What is the future of the Union?
The result of the Scottish independence referendum in September 2014, with a clear margin in favour of staying in the UK, seemed to put paid for the foreseeable future to the most significant threat to the Union. Having been touted as a ‘once in a generation’ vote, it seemed there would be little to justify a re-run any time soon.
But the result of the EU referendum in June 2016 seems to have put the cat amongst the pigeons once more. Many opinion polls have suggested rising support for independence and the SNP won another term in power at Holyrood in May 2016 calling for another vote if there were a ‘significant and material change in the circumstances that prevailed in 2014, such as Scotland being taken out of the EU against our will’. In September this year, Scotland’s first minister, the SNP’s Nicola Sturgeon, announced that she would seek the power from Westminster to hold another independence referendum in 2020.
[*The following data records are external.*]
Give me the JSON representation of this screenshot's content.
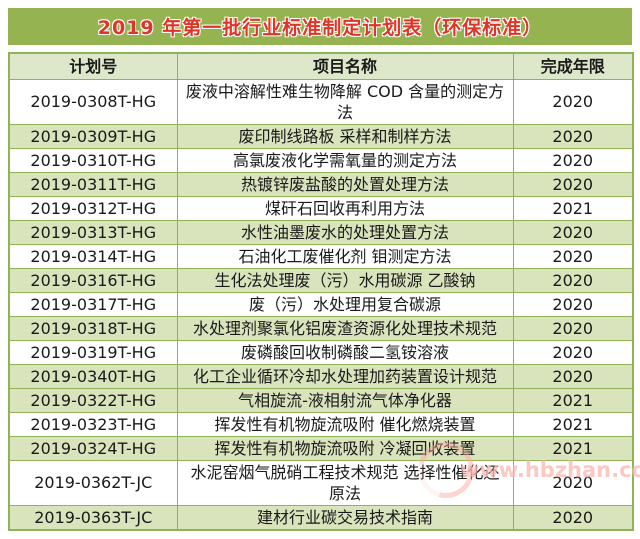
{
  "title": "2019 年第一批行业标准制定计划表（环保标准）",
  "table": {
    "columns": [
      "计划号",
      "项目名称",
      "完成年限"
    ],
    "rows": [
      {
        "plan_no": "2019-0308T-HG",
        "project": "废液中溶解性难生物降解 COD 含量的测定方法",
        "year": "2020",
        "shaded": false
      },
      {
        "plan_no": "2019-0309T-HG",
        "project": "废印制线路板 采样和制样方法",
        "year": "2020",
        "shaded": true
      },
      {
        "plan_no": "2019-0310T-HG",
        "project": "高氯废液化学需氧量的测定方法",
        "year": "2020",
        "shaded": false
      },
      {
        "plan_no": "2019-0311T-HG",
        "project": "热镀锌废盐酸的处置处理方法",
        "year": "2020",
        "shaded": true
      },
      {
        "plan_no": "2019-0312T-HG",
        "project": "煤矸石回收再利用方法",
        "year": "2021",
        "shaded": false
      },
      {
        "plan_no": "2019-0313T-HG",
        "project": "水性油墨废水的处理处置方法",
        "year": "2020",
        "shaded": true
      },
      {
        "plan_no": "2019-0314T-HG",
        "project": "石油化工废催化剂 钼测定方法",
        "year": "2020",
        "shaded": false
      },
      {
        "plan_no": "2019-0316T-HG",
        "project": "生化法处理废（污）水用碳源 乙酸钠",
        "year": "2020",
        "shaded": true
      },
      {
        "plan_no": "2019-0317T-HG",
        "project": "废（污）水处理用复合碳源",
        "year": "2020",
        "shaded": false
      },
      {
        "plan_no": "2019-0318T-HG",
        "project": "水处理剂聚氯化铝废渣资源化处理技术规范",
        "year": "2020",
        "shaded": true
      },
      {
        "plan_no": "2019-0319T-HG",
        "project": "废磷酸回收制磷酸二氢铵溶液",
        "year": "2020",
        "shaded": false
      },
      {
        "plan_no": "2019-0340T-HG",
        "project": "化工企业循环冷却水处理加药装置设计规范",
        "year": "2020",
        "shaded": true
      },
      {
        "plan_no": "2019-0322T-HG",
        "project": "气相旋流-液相射流气体净化器",
        "year": "2021",
        "shaded": true
      },
      {
        "plan_no": "2019-0323T-HG",
        "project": "挥发性有机物旋流吸附 催化燃烧装置",
        "year": "2021",
        "shaded": false
      },
      {
        "plan_no": "2019-0324T-HG",
        "project": "挥发性有机物旋流吸附 冷凝回收装置",
        "year": "2021",
        "shaded": true
      },
      {
        "plan_no": "2019-0362T-JC",
        "project": "水泥窑烟气脱硝工程技术规范 选择性催化还原法",
        "year": "2020",
        "shaded": false
      },
      {
        "plan_no": "2019-0363T-JC",
        "project": "建材行业碳交易技术指南",
        "year": "2020",
        "shaded": true
      }
    ]
  },
  "watermark": {
    "text": "www.hbzhan.com"
  },
  "colors": {
    "title_band": "#95b351",
    "title_text": "#df3526",
    "header_bg": "#dde7c9",
    "row_shaded": "#d9e4bd",
    "row_plain": "#ffffff",
    "border": "#8fb356",
    "watermark": "#f8a79c"
  }
}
But the problems for the UK don’t stop with Scotland. The future of Northern Ireland has been a constant bone of contention since the Brexit vote. The ‘backstop’ in the proposed EU Withdrawal Agreement – which was supposed to cement Northern Ireland’s place in the Union while keeping an open border with the South – has been rejected by the new prime minister, Boris Johnson. With the prospect of a ‘hard border’ if there is a ‘no deal’ Brexit, demands from Irish nationalists for reunification are bound to increase. In September, a shock opinion poll in Wales suggested that a quarter of the electorate would vote for Welsh independence. More generally, devolution, which was supposed to satisfy demands for greater autonomy for the different UK nations, appears to have exacerbated separatist tendencies.
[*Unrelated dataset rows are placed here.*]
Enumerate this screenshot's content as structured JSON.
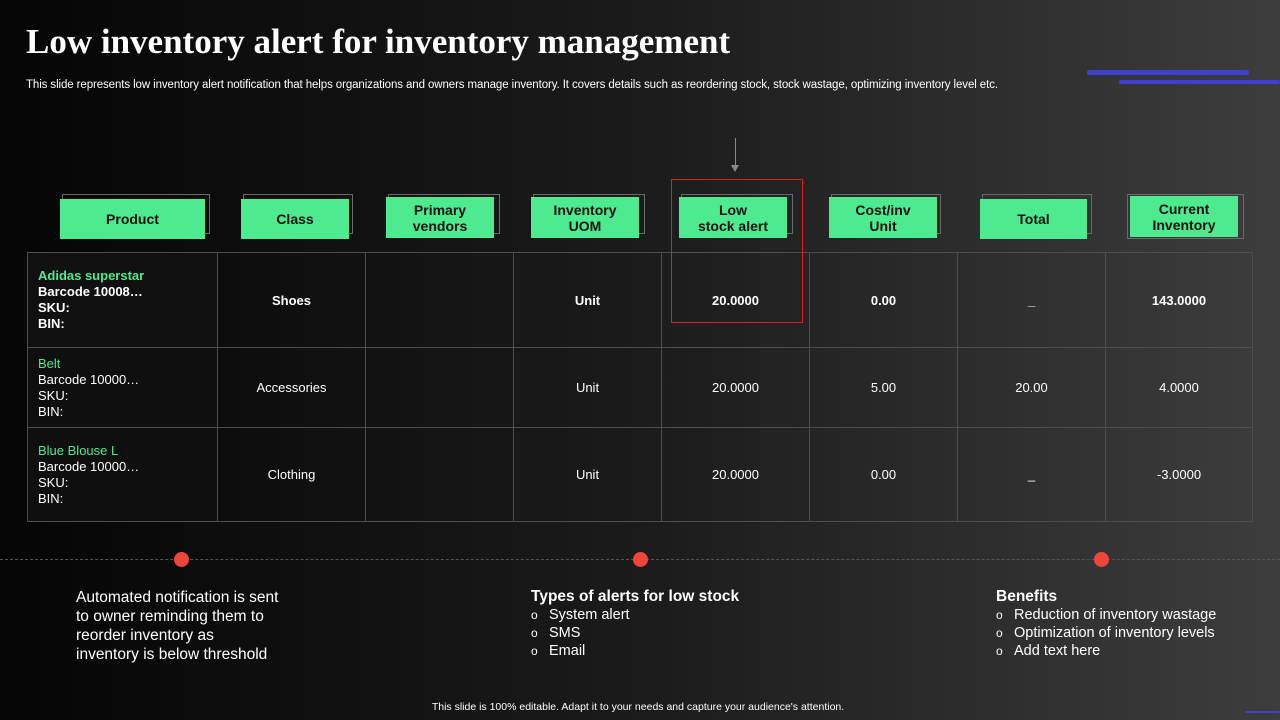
{
  "title": "Low inventory alert for inventory management",
  "subtitle": "This slide represents low inventory alert notification that helps organizations and owners manage inventory. It covers details such as reordering stock, stock wastage, optimizing inventory level etc.",
  "headers": [
    {
      "line1": "Product",
      "line2": ""
    },
    {
      "line1": "Class",
      "line2": ""
    },
    {
      "line1": "Primary",
      "line2": "vendors"
    },
    {
      "line1": "Inventory",
      "line2": "UOM"
    },
    {
      "line1": "Low",
      "line2": "stock alert"
    },
    {
      "line1": "Cost/inv",
      "line2": "Unit"
    },
    {
      "line1": "Total",
      "line2": ""
    },
    {
      "line1": "Current",
      "line2": "Inventory"
    }
  ],
  "rows": [
    {
      "product": "Adidas superstar",
      "barcode": "Barcode 10008…",
      "sku": "SKU:",
      "bin": "BIN:",
      "class": "Shoes",
      "vendor": "",
      "uom": "Unit",
      "low_stock": "20.0000",
      "cost": "0.00",
      "total": "_",
      "current": "143.0000"
    },
    {
      "product": "Belt",
      "barcode": "Barcode 10000…",
      "sku": "SKU:",
      "bin": "BIN:",
      "class": "Accessories",
      "vendor": "",
      "uom": "Unit",
      "low_stock": "20.0000",
      "cost": "5.00",
      "total": "20.00",
      "current": "4.0000"
    },
    {
      "product": "Blue Blouse L",
      "barcode": "Barcode 10000…",
      "sku": "SKU:",
      "bin": "BIN:",
      "class": "Clothing",
      "vendor": "",
      "uom": "Unit",
      "low_stock": "20.0000",
      "cost": "0.00",
      "total": "_",
      "current": "-3.0000"
    }
  ],
  "info_left": {
    "line1": "Automated notification is sent",
    "line2": "to owner reminding them to",
    "line3": "reorder inventory  as",
    "line4": "inventory  is below threshold"
  },
  "info_middle": {
    "heading": "Types of alerts for low stock",
    "items": [
      "System alert",
      "SMS",
      "Email"
    ]
  },
  "info_right": {
    "heading": "Benefits",
    "items": [
      "Reduction of inventory wastage",
      "Optimization of inventory levels",
      "Add text here"
    ]
  },
  "bullet_glyph": "o",
  "footer": "This slide is 100% editable.  Adapt it to your needs and capture your audience's attention.",
  "colors": {
    "accent_green": "#4dea8f",
    "alert_red": "#e02020",
    "dot_red": "#f0453b",
    "deco_blue": "#3f3fd0"
  }
}
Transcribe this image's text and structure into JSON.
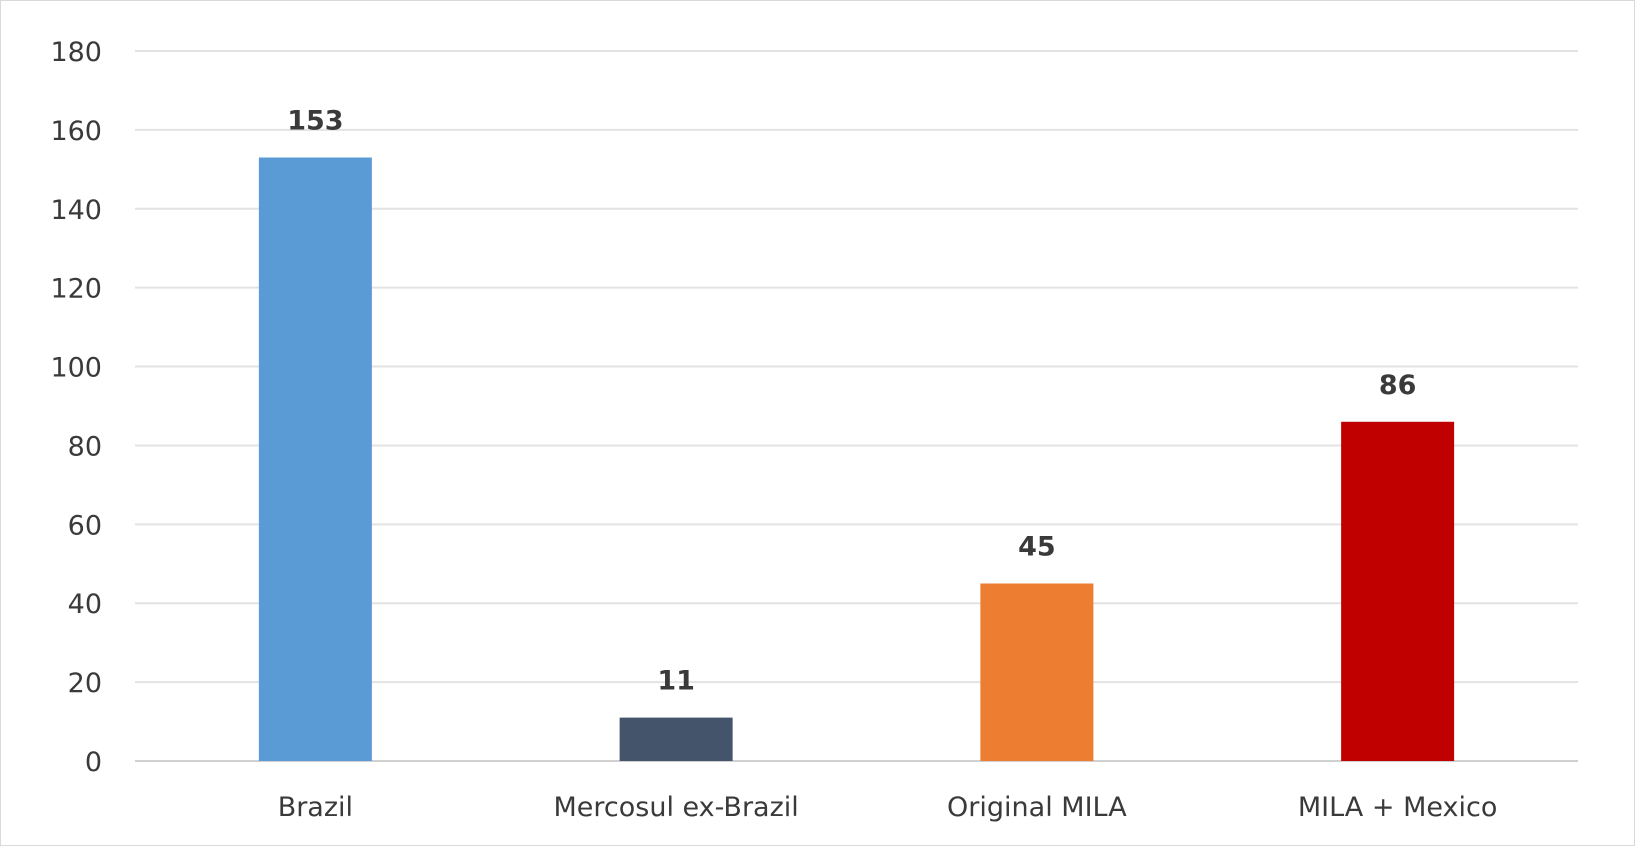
{
  "chart_data": {
    "type": "bar",
    "title": "",
    "xlabel": "",
    "ylabel": "",
    "categories": [
      "Brazil",
      "Mercosul ex-Brazil",
      "Original MILA",
      "MILA + Mexico"
    ],
    "values": [
      153,
      11,
      45,
      86
    ],
    "data_labels": [
      "153",
      "11",
      "45",
      "86"
    ],
    "colors": [
      "#5b9bd5",
      "#44546a",
      "#ed7d31",
      "#c00000"
    ],
    "ylim": [
      0,
      180
    ],
    "yticks": [
      0,
      20,
      40,
      60,
      80,
      100,
      120,
      140,
      160,
      180
    ],
    "ytick_labels": [
      "0",
      "20",
      "40",
      "60",
      "80",
      "100",
      "120",
      "140",
      "160",
      "180"
    ],
    "grid": true,
    "legend": "none"
  }
}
Johnson has declared that he wants to keep the UK as the ‘awesome foursome’, but the pressures on the Union have clearly increased. However, there are still plenty of barriers to the break-up of the UK. The SNP does not have the power to call an independence referendum and is unlikely to be granted one while the Conservatives are in office in Westminster. Moreover, there seems to be little appetite for another divisive referendum campaign north of the border. If the UK’s departure from the EU has been fraught with logistical difficulties, how much greater will those be for Scotland to separate from a 300-year-old union? There is no majority in Northern Ireland for reunification and the Good Friday Agreement demands consent.
Is the Union really in imminent danger? What is the positive case for the UK today? Is it just a convenient economic arrangement or is there still a deeper connection?